The Church of the Last Testament by Annie LaRue

1 Dec

While on YouTube, I came across a short 25 minute documentary called, Cult Leader Thinks He’s Jesus. It was about a cult in Russia and their leader named, Vissarion, who had a similar resemblance to Jesus. As I watched, I wondered why anyone would want to follow a crazy man with an illegitimate revelation conveniently during the fall of the Soviet Union. This 29 year-old ex-parole officer thought that his revelation was the word of God, and I wanted to investigate further.

In Petropavlovka, Russia, Vissarion started a cult around 1990. It was called The Church of the Last Testament, which was named after a book he had written. The followers believe in aliens, and they approve of suicide. The major things that are not allowed in the community is alcohol, tobacco, meat, drugs, and cussing. The men’s (who are also the masters) main role in their society is to build the house for his family and must have a masculine profession. The women’s role is to be a home-maker and assistant for the men. Girls and boys are also taught separately in school. If the women try to defy this way of living, they will be punished with a "woman’s disease" (meaning health problems) caused from creating disharmony. Followers think of their village as heaven on Earth, while outsiders see the reality of what it all truly is; a dangerous cult. People who go there to visit are warned by their friends and family that they might never return. This is because of the reputation and actuality of brainwashing the Church of the Last Testament has developed. Vissarion also looks like Jesus, which acts as another form of visual brainwashing.

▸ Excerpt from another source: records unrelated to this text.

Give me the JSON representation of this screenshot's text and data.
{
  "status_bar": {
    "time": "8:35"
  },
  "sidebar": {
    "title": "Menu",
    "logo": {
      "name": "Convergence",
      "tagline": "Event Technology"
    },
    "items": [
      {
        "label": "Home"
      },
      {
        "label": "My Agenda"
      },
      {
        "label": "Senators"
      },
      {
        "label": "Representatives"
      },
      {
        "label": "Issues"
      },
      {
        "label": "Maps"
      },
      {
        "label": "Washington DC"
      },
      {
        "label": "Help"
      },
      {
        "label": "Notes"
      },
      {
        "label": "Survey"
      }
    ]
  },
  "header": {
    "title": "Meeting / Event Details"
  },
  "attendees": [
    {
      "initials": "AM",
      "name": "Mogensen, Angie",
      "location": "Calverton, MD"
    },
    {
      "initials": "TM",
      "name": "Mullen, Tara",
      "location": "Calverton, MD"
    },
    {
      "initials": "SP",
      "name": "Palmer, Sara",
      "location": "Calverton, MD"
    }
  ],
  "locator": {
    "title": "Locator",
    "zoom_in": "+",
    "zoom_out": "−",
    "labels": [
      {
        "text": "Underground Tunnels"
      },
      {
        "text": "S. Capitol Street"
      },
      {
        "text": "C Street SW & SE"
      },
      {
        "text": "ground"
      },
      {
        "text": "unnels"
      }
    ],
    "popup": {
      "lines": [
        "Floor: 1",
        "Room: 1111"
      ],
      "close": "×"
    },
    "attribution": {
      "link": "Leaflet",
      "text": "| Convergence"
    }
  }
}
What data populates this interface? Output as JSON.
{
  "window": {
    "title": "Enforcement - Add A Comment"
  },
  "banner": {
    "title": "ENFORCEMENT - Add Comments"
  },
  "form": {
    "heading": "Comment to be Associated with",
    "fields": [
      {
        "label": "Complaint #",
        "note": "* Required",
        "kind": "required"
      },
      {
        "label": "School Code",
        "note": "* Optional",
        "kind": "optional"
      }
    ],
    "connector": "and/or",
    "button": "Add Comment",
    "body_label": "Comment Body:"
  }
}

After my research, I have concluded that this cult and "all-knowing" leader acts as a false sense of security. The followers are naively indoctrinated, which leads them to stay involved.


One Response to “The Church of the Last Testament by Annie LaRue”

  1. Andy Bernbrock December 3, 2012 at 3:35 am #

    Thats pretty weird that Vissarion looks like Jesus, I see how that could cause someone who is already desperate enough to be joining a cult to believe him. I really don’t see why any women would want to join the cult if they are immediately viewed as an assistant. This Vissarion fellow must be quite convincing.